The parts we’ve made this year form two broad collections. The Psilocybe cubensis inspired collection, and the fluorescence collection. For each collection we will describe how we recommend expressing the parts and replicating or improving upon our results.

All these parts are inspired by the genes that Psilocybe cubensis uses to generate psilocybin from tryptophan. We wish to preface the following by stating that we strongly encourage that you check your country or state’s regulations before attempting to order any of our constructs. Furthermore, the use of our constructs may require further licensing and approval. These parts have been generated in the interest of medical research.

Parts in this collection:

• PsiD - Tryptophan decarboxylase from Psilocybe cubensis - BBa_K3140000
• PsiK - 4-hydroxytryptamine kinase from Psilocybe cubensis - BBa_K3140002
• PsiM - Norbaeocystin methyltransferase from Psilocybe cubensis - BBa_K3140003
• PsiH - Cytochrome P450 monooxygenase from Psilocybe cubensis - BBa_K3140001
• PsiH (codon optimised) - Cytochrome P450 monooxygenase from Psilocybe cubensis - BBa_K3140004

For individual expression:

• PsiD, PsiK, PsiM:
  • We recommend the use of the pET-28c(+) plasmid. We used TOP10 cells which are a K12 derivative for DNA purification and BL21 cells with a supplementary pGro7 plasmid for protein purification. We recommend shaking after induction at 15C for increased soluble protein expression.
  • For PsiK, please remember that PsiK phosphorylates 4-hydroxytryptophan so will require supplementary phosphate in its media to most efficiently convert its substrate into its product.
• For PsiH and PsiH (codon optimised)
  • We recommend the use of the pCW-CYP26A plasmid, but first you will need to remove the human cytochrome P450 2A6 as we describe in our ‘Experiments’ section. Alternatively you could order a P450 reductase sequence (human, fungal, or other) and try co-ligating that into a plasmid of your choice.
  • We recommend the use of DH5-alpha cells with a supplementary pGro7 plasmid.
  • P450s are membrane bound and thus insoluble. Bear that in mind when doing protein work. Many P450s are also very tricky with their media requirements so we recommend following the initial steps of the P450 indole assay protocol as supplied by Dr Elizabeth Gillam when trying to induce this enzyme.

For co-expression:

• We recommend using Golden Gate cloning to transform PsiD, K, and M into an inducible plasmid such as pUS250.
• Your chosen PsiH can remain in a separate plasmid or you can try to co-transform PsiH and your chosen P450 reductase into your golden gate plasmid also.
• We recommend the use of DH5-alpha cells with a supplementary pGro7 plasmid.
• We recommend merging the methods of PsiH and PsiD/K/M together, following the indole assay steps up until the induction step, then incubating post-induction at 15C.

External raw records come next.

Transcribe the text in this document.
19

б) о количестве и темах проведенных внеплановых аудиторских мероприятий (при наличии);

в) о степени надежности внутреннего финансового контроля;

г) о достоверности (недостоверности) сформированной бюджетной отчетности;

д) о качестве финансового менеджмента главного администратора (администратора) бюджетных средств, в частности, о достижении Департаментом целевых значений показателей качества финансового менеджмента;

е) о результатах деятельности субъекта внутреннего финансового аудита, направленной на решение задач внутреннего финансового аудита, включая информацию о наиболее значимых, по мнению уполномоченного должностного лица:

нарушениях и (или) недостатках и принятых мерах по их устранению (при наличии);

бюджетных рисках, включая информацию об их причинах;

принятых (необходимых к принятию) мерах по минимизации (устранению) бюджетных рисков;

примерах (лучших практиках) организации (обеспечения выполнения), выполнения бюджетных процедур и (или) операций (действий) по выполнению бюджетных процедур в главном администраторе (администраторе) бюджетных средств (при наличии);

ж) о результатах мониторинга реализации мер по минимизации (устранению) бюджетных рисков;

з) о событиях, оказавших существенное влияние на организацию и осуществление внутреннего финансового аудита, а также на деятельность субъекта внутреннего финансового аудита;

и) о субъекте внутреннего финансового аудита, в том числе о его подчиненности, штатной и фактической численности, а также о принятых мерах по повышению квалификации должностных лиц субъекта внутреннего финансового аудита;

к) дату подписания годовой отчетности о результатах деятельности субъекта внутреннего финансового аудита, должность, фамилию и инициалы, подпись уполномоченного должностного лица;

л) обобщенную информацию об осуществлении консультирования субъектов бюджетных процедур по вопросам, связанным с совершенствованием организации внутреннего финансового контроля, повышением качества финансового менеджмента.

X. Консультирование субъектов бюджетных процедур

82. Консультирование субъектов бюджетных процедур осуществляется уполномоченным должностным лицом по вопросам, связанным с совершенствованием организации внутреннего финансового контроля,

All these parts are fluoroproteins, and whilst some of them might be brighter than others (like a lot seriously) we have added all of them to the registry in case one of them suits your specific purpose.

Parts in this collection:

• VVD36-C73A - Truncated VIVID fluoroprotein derived from Neurospora crassa - BBa_K314000
• VVD36-C73A-CH1 (rank order harmonised) - BBa_K3140006
• VVD36-C73A-CH2 (nearest frequency harmonised) - BBa_K3140007
• VVD36-C73A-CH3 (relative proportion harmonisation) - BBa_K3140008
• VVD36-C73A-CH4 (codon optimised) - BBa_K3140009
• VVD36-C73A-CH4-M130I - BBa_K3140010

Expression suggestions:

• We recommend expression in the pK18 plasmid in TOP10 (K12 derivative) cells.
• Please bear in mind, however, that the blue/white selection of pK18 will not work with the VIVID protein. VIVID is small enough that the LacZ activity of the plasmid is not sufficiently reduced with insertion so some positive colonies may be blue or turn blue over time.